Italian general (1799–1855)

Alessandro Ferrero La Marmora (27 March 1799 – 7 June 1855) was an Italian general who is best remembered for founding the military unit known as the Bersaglieri. Two of his brothers were Alfonso Ferrero La Marmora and Alberto Ferrero la Marmora, the naturalist.

== Bersaglieri ==
La Marmora was born in Turin in what was then the Kingdom of Sardinia.

He had travelled to France, Britain, Bavaria, Saxony, Switzerland, and the Austrian county of Tyrol to study the armies and tactics of these countries and meticulously investigated the armaments and equipment of these foreign armies. He demonstrated an early interest in military technology, and worked assiduously to improve the breechloading gun, for example. At his own house, he built a workshop to experiment with military technology.

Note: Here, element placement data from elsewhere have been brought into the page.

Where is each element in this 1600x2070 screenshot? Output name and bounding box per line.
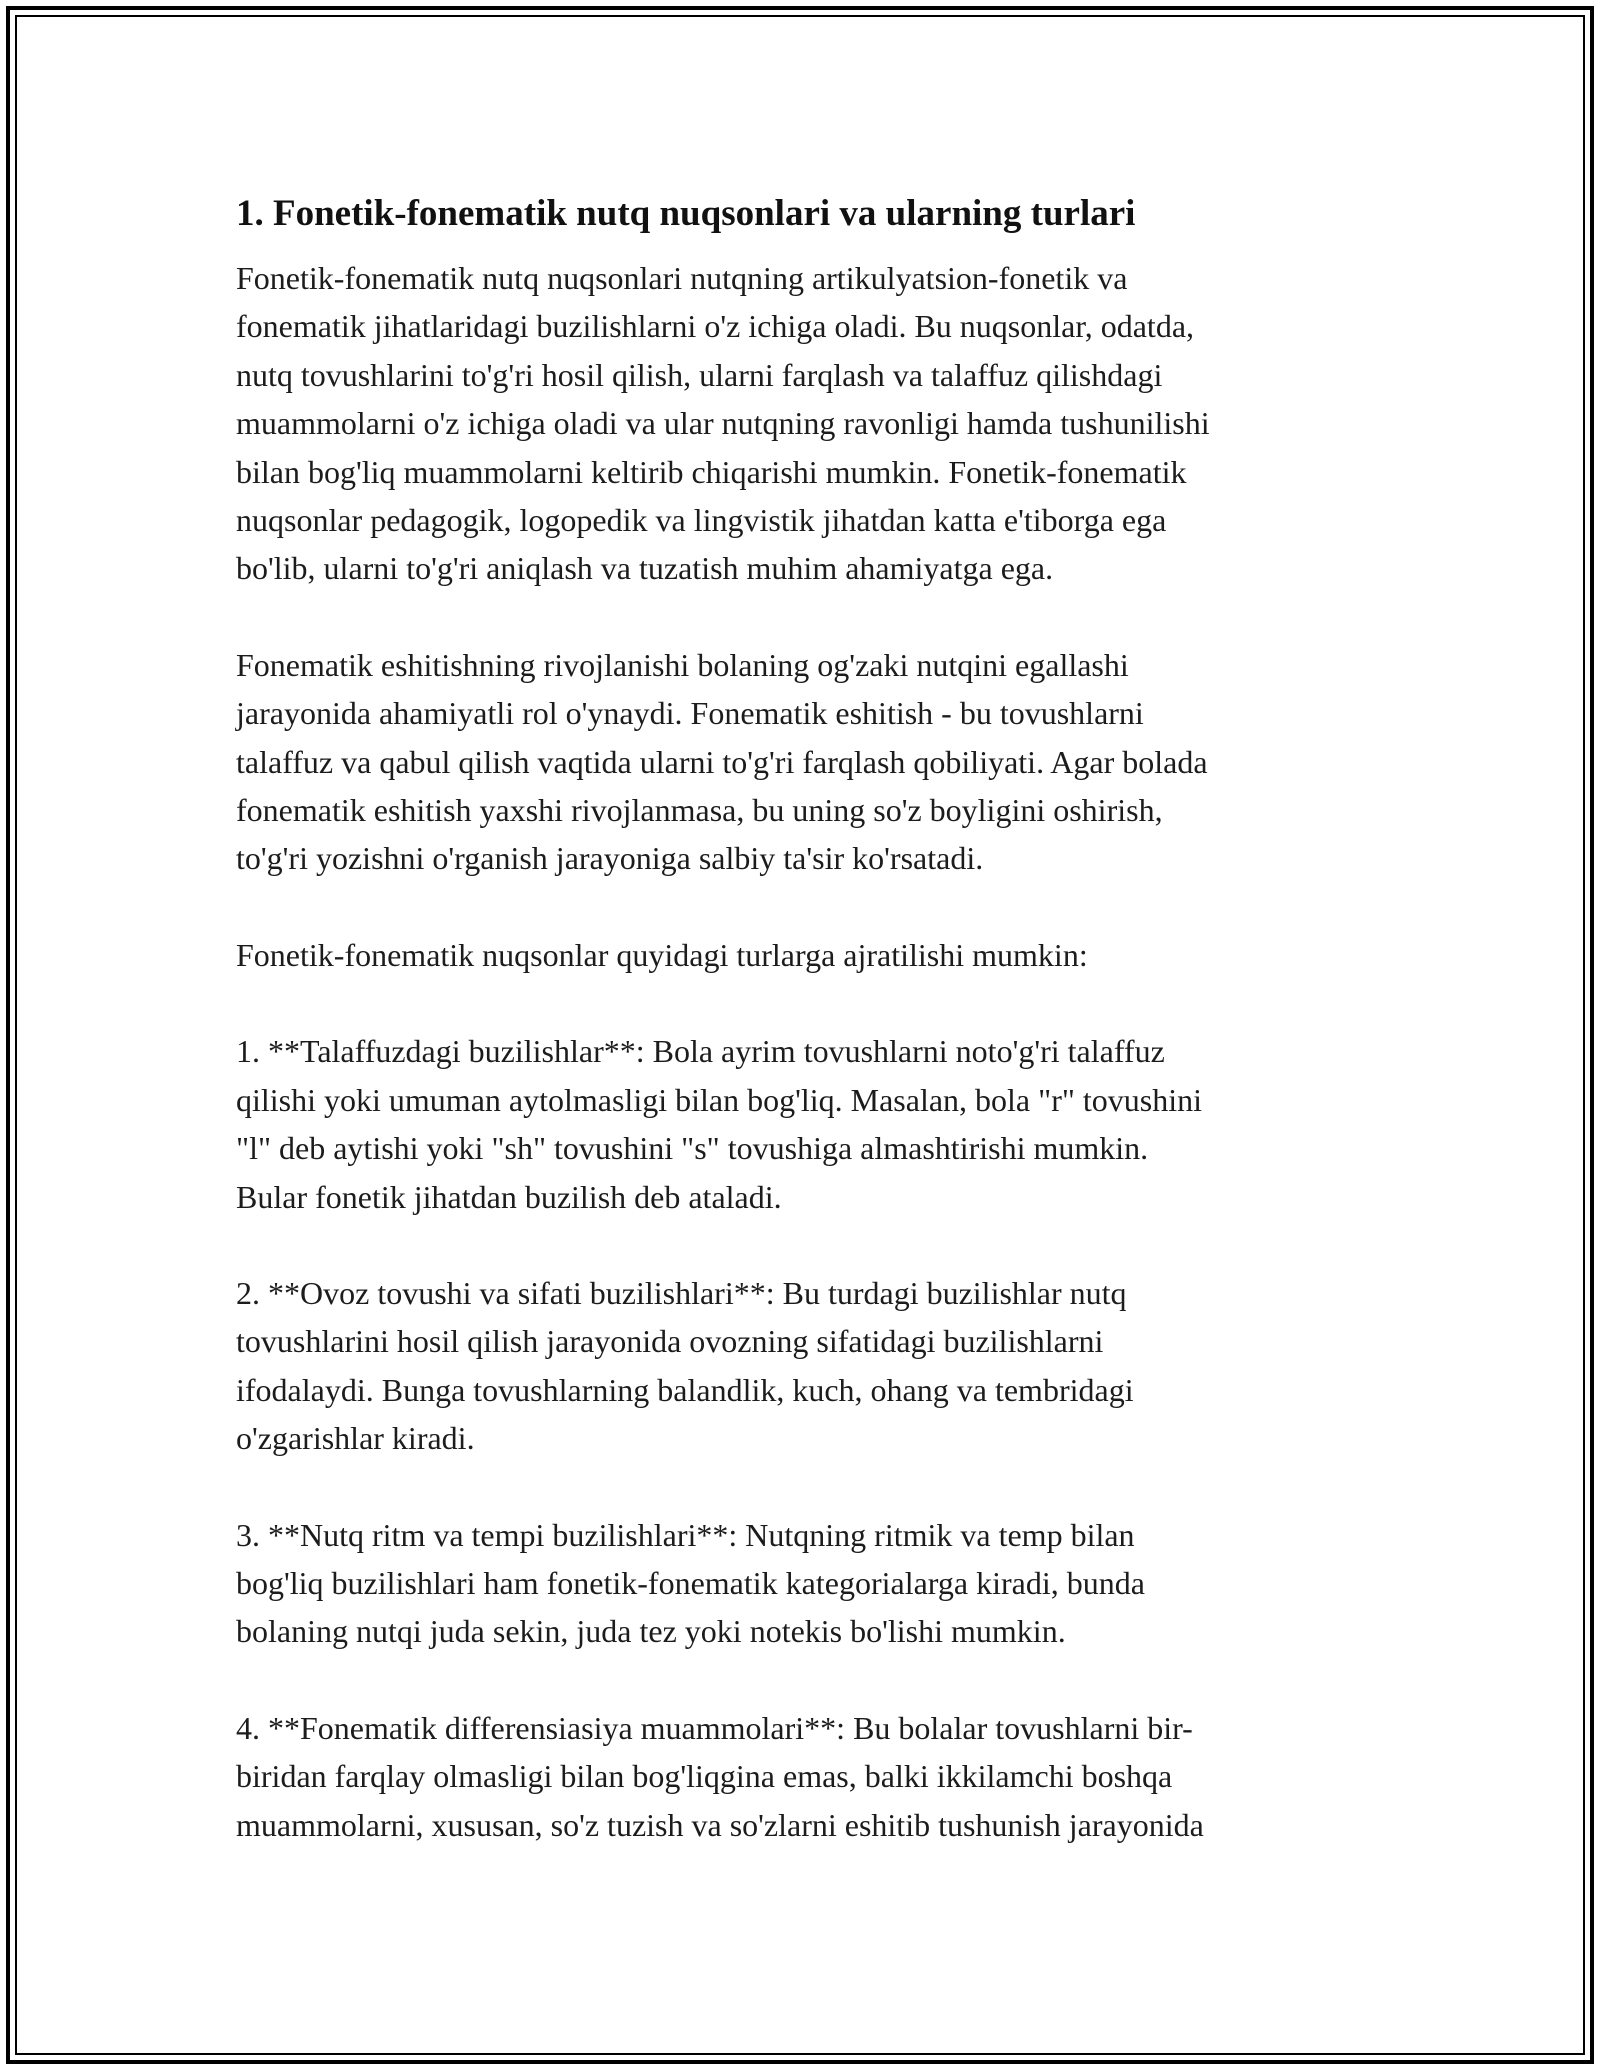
list-item-4: 4. **Fonematik differensiasiya muammolari**: Bu bolalar tovushlarni bir- biridan farqlay olmasligi bilan bog'liqgina emas, balki ikkilamchi boshqa muammolarni, xususan, so'z tuzish va so'zlarni eshitib tushunish jarayonida — [236, 1709, 1204, 1843]
list-item-1: 1. **Talaffuzdagi buzilishlar**: Bola ayrim tovushlarni noto'g'ri talaffuz qilishi yoki umuman aytolmasligi bilan bog'liq. Masalan, bola "r" tovushini "l" deb aytishi yoki "sh" tovushini "s" tovushiga almashtirishi mumkin. Bular fonetik jihatdan buzilish deb ataladi. — [236, 1033, 1203, 1215]
paragraph-types-intro: Fonetik-fonematik nuqsonlar quyidagi turlarga ajratilishi mumkin: — [236, 936, 1088, 973]
list-item-2: 2. **Ovoz tovushi va sifati buzilishlari**: Bu turdagi buzilishlar nutq tovushlarini hosil qilish jarayonida ovozning sifatidagi buzilishlarni ifodalaydi. Bunga tovushlarning balandlik, kuch, ohang va tembridagi o'zgarishlar kiradi. — [236, 1274, 1134, 1457]
paragraph-intro: Fonetik-fonematik nutq nuqsonlari nutqning artikulyatsion-fonetik va fonematik jihatlaridagi buzilishlarni o'z ichiga oladi. Bu nuqsonlar, odatda, nutq tovushlarini to'g'ri hosil qilish, ularni farqlash va talaffuz qilishdagi muammolarni o'z ichiga oladi va ular nutqning ravonligi hamda tushunilishi bilan bog'liq muammolarni keltirib chiqarishi mumkin. Fonetik-fonematik nuqsonlar pedagogik, logopedik va lingvistik jihatdan katta e'tiborga ega bo'lib, ularni to'g'ri aniqlash va tuzatish muhim ahamiyatga ega. — [236, 260, 1210, 587]
document-body — [236, 186, 1366, 1849]
section-heading: 1. Fonetik-fonematik nutq nuqsonlari va ularning turlari — [236, 193, 1136, 234]
list-item-3: 3. **Nutq ritm va tempi buzilishlari**: Nutqning ritmik va temp bilan bog'liq buzilishlari ham fonetik-fonematik kategorialarga kiradi, bunda bolaning nutqi juda sekin, juda tez yoki notekis bo'lishi mumkin. — [236, 1516, 1145, 1650]
paragraph-phonemic-hearing: Fonematik eshitishning rivojlanishi bolaning og'zaki nutqini egallashi jarayonida ahamiyatli rol o'ynaydi. Fonematik eshitish - bu tovushlarni talaffuz va qabul qilish vaqtida ularni to'g'ri farqlash qobiliyati. Agar bolada fonematik eshitish yaxshi rivojlanmasa, bu uning so'z boyligini oshirish, to'g'ri yozishni o'rganish jarayoniga salbiy ta'sir ko'rsatadi. — [236, 646, 1208, 877]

The first public appearance of the Bersaglieri was on the occasion of a military parade on 1 July 1836. The new corps impressed King Carlo Alberto, who immediately had them integrated as part of the Armata Sarda, the Piedmontese regular army.

Throughout the nineteenth century, under La Marmora's leadership, the Bersaglieri filled the role of skirmishers, screening the slow-moving line and column formations, but acting as special shock troops if required. They were originally intended to serve as mountain troops, as well; the climber Jean Antoine Carrel was a Bersagliere. When the Alpini Corps were created in 1872, a strong rivalry arose between the two elite corps.

== Military record ==
He participated in the Battle of Goito (1848) during the First Italian War of Independence and served as a division commander in the Crimean War.

== Death ==
He died in Balaklava from cholera shortly after disembarking there during the Crimean War. A memorial bust was erected outside among the statues and monuments of patriots on the Janiculum hill in Rome. The Giardino La Marmora in Turin is a park which includes a life-size bronze statue.